For all the talk from public school administrators about school finance, they only put about half the education dollars into the classroom. When they didn’t get as big of an increase from the legislature as they demanded, school administrators started cutting closest to the classroom and suing the state.
According to the Brownwood News, Brownwood ISD
superintendent Reece Blincoe had to tell the school board this week the district wouldn’t be able to get a fancy new video scoreboard.
Blincoe said that if state funding to the district gets back to normal levels, the district might be able to contribute to the cost of a new scoreboard in partnership with Howard Payne University which would require less sponsorship money from local businesses.

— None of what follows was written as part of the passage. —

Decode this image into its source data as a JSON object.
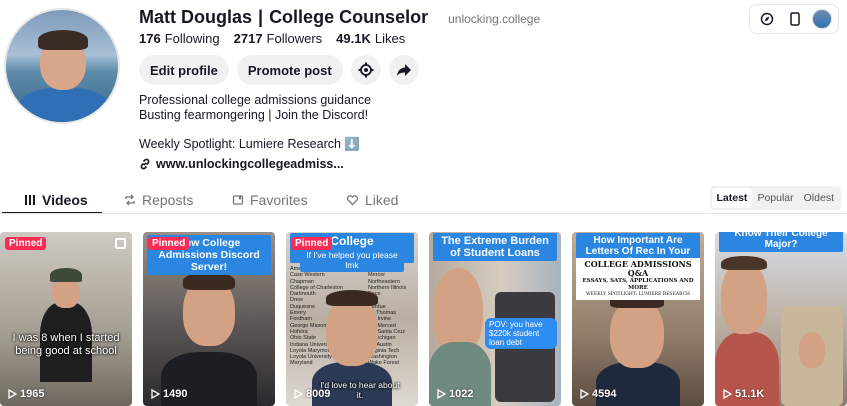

In an October post on his own school district blog (talking about rubbing shoulders with President Obama, and parroting Democratic propaganda about education finance), Dr. Blincoe wrote he is praying “the [school finance] lawsuits will force the legislature to fulfill
their constitutional requirement to provide an adequate education for ALL children in Texas.” (His use of all-caps.)
So with more state dollars coming to the school district, the school district could “contribute” to the cost of the scoreboard? I thought he wanted state dollars to contribute to the cost of an adequate education? Or, perhaps, a football stadium super-size video-playing scoreboard contributes to an adequate education? We know kids just don’t get to watch enough TV today…
Like many superintendents, Dr. Blincoe seems far more concerned about having a top-of-the-line scoreboard than providing a cost-effective education.
The funny thing is, the people of Brownwood don’t really want the new scoreboard. How do we know?
The district held a public meeting on November 29th to pitch the idea of the new scoreboard to local businesses to help secure interest in sponsorship money to make the project a reality.
The result? Blincoe says the ISD “didn’t at this time gather enough commitments to move forward on that project.” Translation: people here don’t want to pay for it, so we’ll just have to use state dollars.
It’s not like the district is without a scoreboard. Indeed, the current model shows video and the whole nine-yards; it’s just not the newest, bestest scoreboard your money can buy. Blincoe says, “We have a board that keeps score and keeps time so we will keep on trucking with that.”
(FYI: This is a school district that reported spending $37,981,591 on 3,507 students — or, $10,830 per pupil.)
In typical educrat double-talk, here’s yet another superintendent talking about spending money on education as he spends his time, and your money, finding ways to buy baubles and toys.
If the courts side with the school districts in their latest round of lawsuits, we’ll see even less money making to the classroom — but at least Dr. Blincoe in Brownwood will have his prayers for a new jumbotron answered.